1. Adjusting to new technology
The fact that this skill comes first in the list is no accident. There are new technologies being developed as we speak, and the ability to use them is crucial for staying up-to-date and in-sync with the times. Of course we don’t just mean being a passive user, but rather encouraging ourselves and our kids to dig a bit deeper and understand the process behind the technology. For example, if you get a cheap 3D printer as a way to pass the time, you can either print a few toys and set it aside, or use this opportunity to practically educate yourself on additive manufacturing, different kinds of filaments, importance of nozzle quality and 3D design.
Each modern invention has decades of work and theory behind it, and its important that our kids are able to comprehend this background, at least to some degree, if they hope to truly understand the technology patterns, and be able to adjust to the changing landscape in this field.
The times when we would choose a profession for life are gone, and that’s the new reality for the majority or professions. We have to be ready for changes. Constantly.

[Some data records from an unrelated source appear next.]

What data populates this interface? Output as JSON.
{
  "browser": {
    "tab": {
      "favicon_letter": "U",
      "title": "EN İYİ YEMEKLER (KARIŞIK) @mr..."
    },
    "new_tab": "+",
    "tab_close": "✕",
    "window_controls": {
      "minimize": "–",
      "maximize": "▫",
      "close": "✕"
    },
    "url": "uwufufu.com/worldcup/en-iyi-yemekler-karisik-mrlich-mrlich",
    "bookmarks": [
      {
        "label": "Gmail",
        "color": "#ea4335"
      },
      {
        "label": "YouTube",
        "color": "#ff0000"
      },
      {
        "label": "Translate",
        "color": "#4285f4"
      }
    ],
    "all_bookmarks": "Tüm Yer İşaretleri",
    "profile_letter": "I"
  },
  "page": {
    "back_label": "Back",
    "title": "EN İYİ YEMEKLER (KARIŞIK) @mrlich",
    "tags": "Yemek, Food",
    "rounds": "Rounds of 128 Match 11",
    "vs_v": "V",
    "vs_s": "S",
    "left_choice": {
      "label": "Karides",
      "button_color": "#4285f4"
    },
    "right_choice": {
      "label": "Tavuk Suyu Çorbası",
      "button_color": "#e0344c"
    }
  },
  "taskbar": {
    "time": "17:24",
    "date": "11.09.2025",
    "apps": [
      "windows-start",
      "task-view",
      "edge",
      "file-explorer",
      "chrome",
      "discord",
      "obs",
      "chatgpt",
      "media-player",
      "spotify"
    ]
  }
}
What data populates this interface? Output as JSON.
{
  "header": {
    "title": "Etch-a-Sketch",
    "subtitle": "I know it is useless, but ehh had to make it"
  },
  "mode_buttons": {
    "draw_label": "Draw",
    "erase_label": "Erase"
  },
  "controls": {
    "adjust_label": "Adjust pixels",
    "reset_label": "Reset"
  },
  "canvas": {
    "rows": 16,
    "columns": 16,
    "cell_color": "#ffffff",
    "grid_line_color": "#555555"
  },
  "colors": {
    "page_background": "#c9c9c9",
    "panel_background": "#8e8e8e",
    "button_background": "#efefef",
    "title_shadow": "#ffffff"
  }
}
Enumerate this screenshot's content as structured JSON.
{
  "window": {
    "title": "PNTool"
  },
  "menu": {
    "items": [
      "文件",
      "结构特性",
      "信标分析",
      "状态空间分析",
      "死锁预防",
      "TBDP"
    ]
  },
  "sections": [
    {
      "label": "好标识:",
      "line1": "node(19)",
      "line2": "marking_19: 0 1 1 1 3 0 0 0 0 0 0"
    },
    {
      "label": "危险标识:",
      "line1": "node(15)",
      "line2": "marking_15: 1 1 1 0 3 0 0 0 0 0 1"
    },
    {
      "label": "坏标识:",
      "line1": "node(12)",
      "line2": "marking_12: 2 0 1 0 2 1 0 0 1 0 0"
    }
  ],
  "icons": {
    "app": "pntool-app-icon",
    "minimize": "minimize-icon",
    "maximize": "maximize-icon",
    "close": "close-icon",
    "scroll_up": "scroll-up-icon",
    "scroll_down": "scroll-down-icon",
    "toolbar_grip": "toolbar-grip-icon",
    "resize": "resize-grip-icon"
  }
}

And flexibility is necessary to any specialist who hopes to stay relevant for longer than a decade.
Many children are naturally well-adjusted to very diverse conditions, some are not,but nonetheless, flexibility is a skill that can be trained and implemented when necessary. Unfortunately, our school system is not designed to encourage that flexibility. So that skill is on us, the parents to teach and train since the early years and on to adulthood.
3. Informational literacy
This skill wasn’t that necessary in the past. But today we live in an absolute abundance of information and making heads and tails of this chaos is necessary if you want to succeed in school, university, or workplace. So we have to teach our kids how to get information they need, while weeding out the sources that are either not relevant, or not trust-worthy.

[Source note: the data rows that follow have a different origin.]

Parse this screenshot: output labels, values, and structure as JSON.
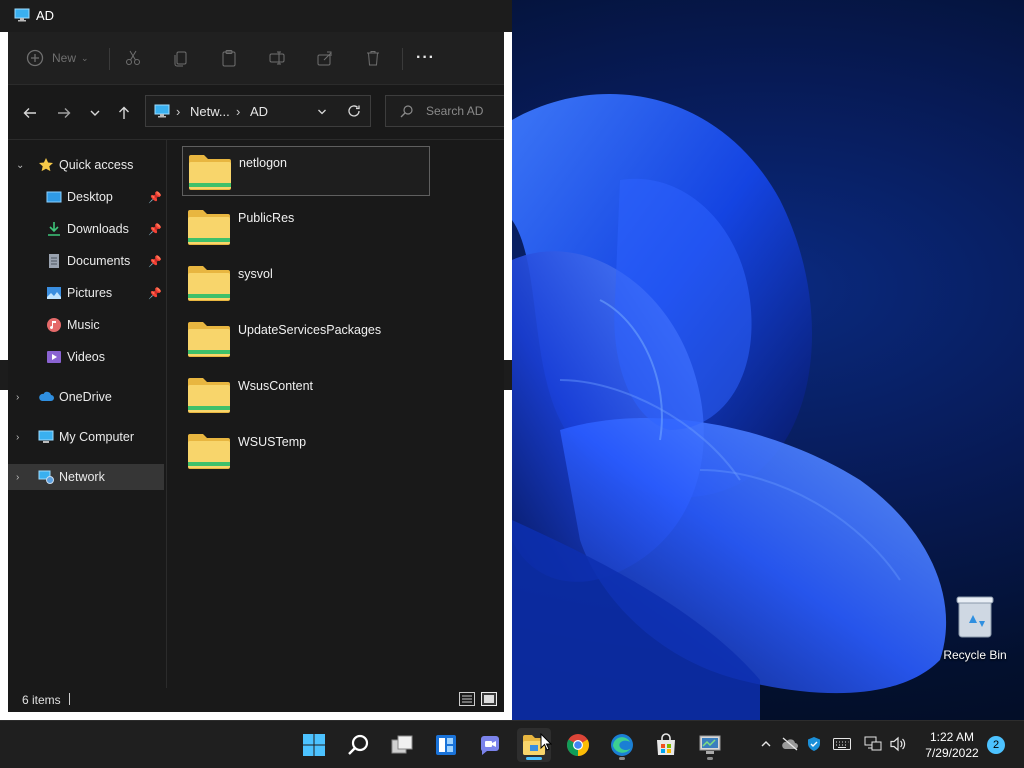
{
  "window": {
    "title": "AD"
  },
  "toolbar": {
    "new_label": "New",
    "more_label": "···"
  },
  "address": {
    "crumbs": [
      "Netw...",
      "AD"
    ],
    "search_placeholder": "Search AD"
  },
  "navpane": {
    "quick_access": "Quick access",
    "items": [
      {
        "label": "Desktop",
        "icon": "desktop-folder-icon",
        "pinned": true
      },
      {
        "label": "Downloads",
        "icon": "downloads-folder-icon",
        "pinned": true
      },
      {
        "label": "Documents",
        "icon": "documents-folder-icon",
        "pinned": true
      },
      {
        "label": "Pictures",
        "icon": "pictures-folder-icon",
        "pinned": true
      },
      {
        "label": "Music",
        "icon": "music-folder-icon",
        "pinned": false
      },
      {
        "label": "Videos",
        "icon": "videos-folder-icon",
        "pinned": false
      }
    ],
    "onedrive": "OneDrive",
    "my_computer": "My Computer",
    "network": "Network"
  },
  "files": [
    "netlogon",
    "PublicRes",
    "sysvol",
    "UpdateServicesPackages",
    "WsusContent",
    "WSUSTemp"
  ],
  "status": {
    "item_count": "6 items"
  },
  "desktop": {
    "recycle_bin": "Recycle Bin"
  },
  "taskbar": {
    "apps": [
      "start-icon",
      "search-icon",
      "task-view-icon",
      "widgets-icon",
      "teams-chat-icon",
      "file-explorer-icon",
      "chrome-icon",
      "edge-icon",
      "store-icon",
      "server-manager-icon"
    ],
    "time": "1:22 AM",
    "date": "7/29/2022",
    "notifications": "2"
  },
  "colors": {
    "accent": "#4cc2ff",
    "folder": "#f8d56b",
    "window_bg": "#191919"
  }
}
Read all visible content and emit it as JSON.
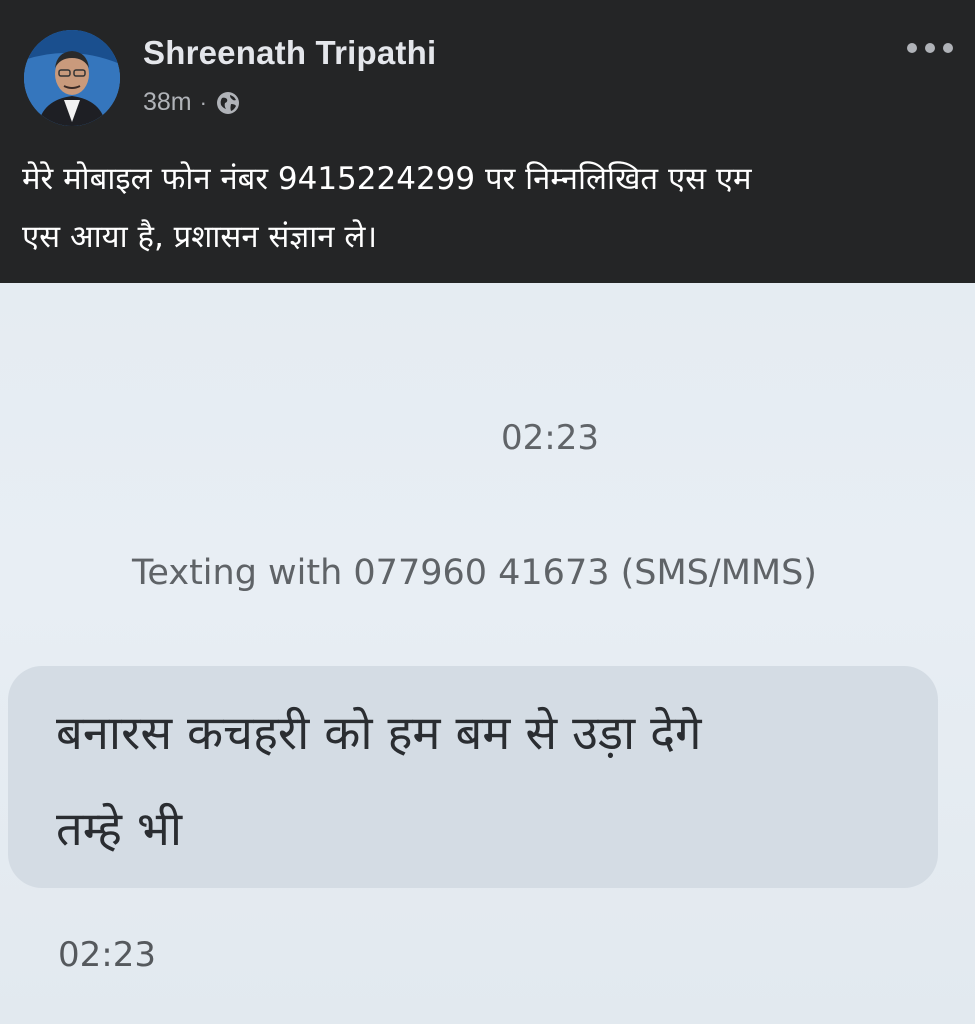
{
  "post": {
    "author": "Shreenath Tripathi",
    "time": "38m",
    "separator": "·",
    "privacy_icon": "globe-icon",
    "more_icon": "more-horizontal-icon",
    "text_line1": "मेरे मोबाइल फोन नंबर 9415224299 पर निम्नलिखित एस एम",
    "text_line2": "एस आया है, प्रशासन संज्ञान ले।"
  },
  "sms": {
    "time_top": "02:23",
    "texting_with": "Texting with 077960 41673 (SMS/MMS)",
    "message_line1": "बनारस कचहरी को हम बम से उड़ा देगे",
    "message_line2": "तम्हे भी",
    "time_bottom": "02:23"
  },
  "colors": {
    "post_background": "#242526",
    "author_text": "#e4e6eb",
    "meta_text": "#b0b3b8",
    "photo_background": "#e5ecf2",
    "bubble_background": "#d4dce4"
  }
}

In the times, when anyone can put out their personal opinion on the internet, and call it fact, we need to be literate enough to be critical of the information wave coming our way, and teach our children the same, if we hope to raise them to be well-educated, critically thinking adults. This brings us to the next order of business.
4. Critical thinking
As we mentioned before, it’s crucial to face the raging chaos of information with some scepticism, if we ever hope to find the valid information that has merit and weed out the nonsense. As parents it’s hard to find the balance between raising a well-behaved child and encouraging some level of skepticism as well, because critical thinking does mean disobedience in many cases. We have to make sure our children don’t follow us blindly but rather give them well-founded reasons for behaving a certain way. This also means taking their scepticism of our decisions seriously, even if they are 5 years old. A child that is thought to follow blindly will not learn to question other people’s opinions and behaviour.

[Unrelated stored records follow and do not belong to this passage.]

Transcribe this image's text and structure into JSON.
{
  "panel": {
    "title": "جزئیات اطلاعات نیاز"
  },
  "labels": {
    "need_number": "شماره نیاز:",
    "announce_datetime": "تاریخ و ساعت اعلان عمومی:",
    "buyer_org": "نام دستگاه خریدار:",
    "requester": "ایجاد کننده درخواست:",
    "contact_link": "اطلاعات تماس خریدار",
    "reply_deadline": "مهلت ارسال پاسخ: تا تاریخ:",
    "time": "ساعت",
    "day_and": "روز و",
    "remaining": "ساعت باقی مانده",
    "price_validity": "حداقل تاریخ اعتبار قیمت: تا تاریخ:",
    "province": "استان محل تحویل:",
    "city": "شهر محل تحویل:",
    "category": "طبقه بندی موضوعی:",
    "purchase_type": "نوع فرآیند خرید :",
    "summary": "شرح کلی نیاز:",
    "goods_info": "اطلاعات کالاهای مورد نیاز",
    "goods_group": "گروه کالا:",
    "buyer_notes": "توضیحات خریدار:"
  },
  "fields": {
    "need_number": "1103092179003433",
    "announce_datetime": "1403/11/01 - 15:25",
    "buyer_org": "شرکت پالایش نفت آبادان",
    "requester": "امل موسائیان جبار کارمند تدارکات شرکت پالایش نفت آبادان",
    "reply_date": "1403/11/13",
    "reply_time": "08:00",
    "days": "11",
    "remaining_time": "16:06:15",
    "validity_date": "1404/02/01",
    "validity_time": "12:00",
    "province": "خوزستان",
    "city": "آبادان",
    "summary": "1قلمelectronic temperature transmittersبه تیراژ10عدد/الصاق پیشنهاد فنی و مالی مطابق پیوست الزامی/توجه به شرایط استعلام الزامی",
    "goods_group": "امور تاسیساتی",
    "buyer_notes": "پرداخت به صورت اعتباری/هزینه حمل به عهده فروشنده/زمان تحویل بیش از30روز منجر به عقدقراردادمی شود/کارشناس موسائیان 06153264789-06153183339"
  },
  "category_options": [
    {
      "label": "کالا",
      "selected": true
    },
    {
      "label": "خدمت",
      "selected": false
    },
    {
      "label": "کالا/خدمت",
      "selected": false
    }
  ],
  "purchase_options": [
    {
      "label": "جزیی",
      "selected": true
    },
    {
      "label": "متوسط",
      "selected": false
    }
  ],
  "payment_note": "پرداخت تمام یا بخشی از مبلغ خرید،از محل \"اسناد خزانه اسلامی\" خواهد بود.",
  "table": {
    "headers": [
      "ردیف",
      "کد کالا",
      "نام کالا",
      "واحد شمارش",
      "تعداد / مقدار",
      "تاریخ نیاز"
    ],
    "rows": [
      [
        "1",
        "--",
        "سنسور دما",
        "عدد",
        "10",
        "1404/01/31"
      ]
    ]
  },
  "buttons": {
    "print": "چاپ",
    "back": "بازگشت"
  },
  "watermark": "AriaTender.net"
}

We live in fast-paced times, when hard work is necessary to succeed. But how to measure that success and not get lost in the endless race? Through being attentive to our inner world. And we don’t mean self-reflect our days away, forgetting the tasks at hand. But rather be aware of our natural instincts and inclinations. We should all definitely pay our dues and not shy away from hard work. But if you are a creative and open person, stuck in a cubicle every day, working with numbers rather than people, maybe that’s not really the place to be paying your dues and you need to find a job more suited for your natural talents. If you are a young artist, you’d much rather apprentice at a tattoo salon, than work in retail, right? Both involve long hours and tedious tasks, but one matches your inclinations, and the other one doesn’t. You’d be surprised at how rare the skill of self-reflection actually is. We more often stumble and fall into our natural path than choose it consciously.
If your child is good at math, has a knack for engineering, and is taking apart the washing machine every other month, encourage their natural instincts (while preserving the integrity of the washing machine!) and teach them to follow their built-in patterns as far as that’s possible. Self-reflecting is a skill crucial for children and young adults, and it’s a key element in understanding other people as well, through carefully examining their inner world, the emotions they feel and the decisions they make.
The skills listed above are not a fool-proof guarantee for success, but they can bring us and our kids closer to better quality of life, if we learn to implement them every single day, making them a habit and a natural state of mind.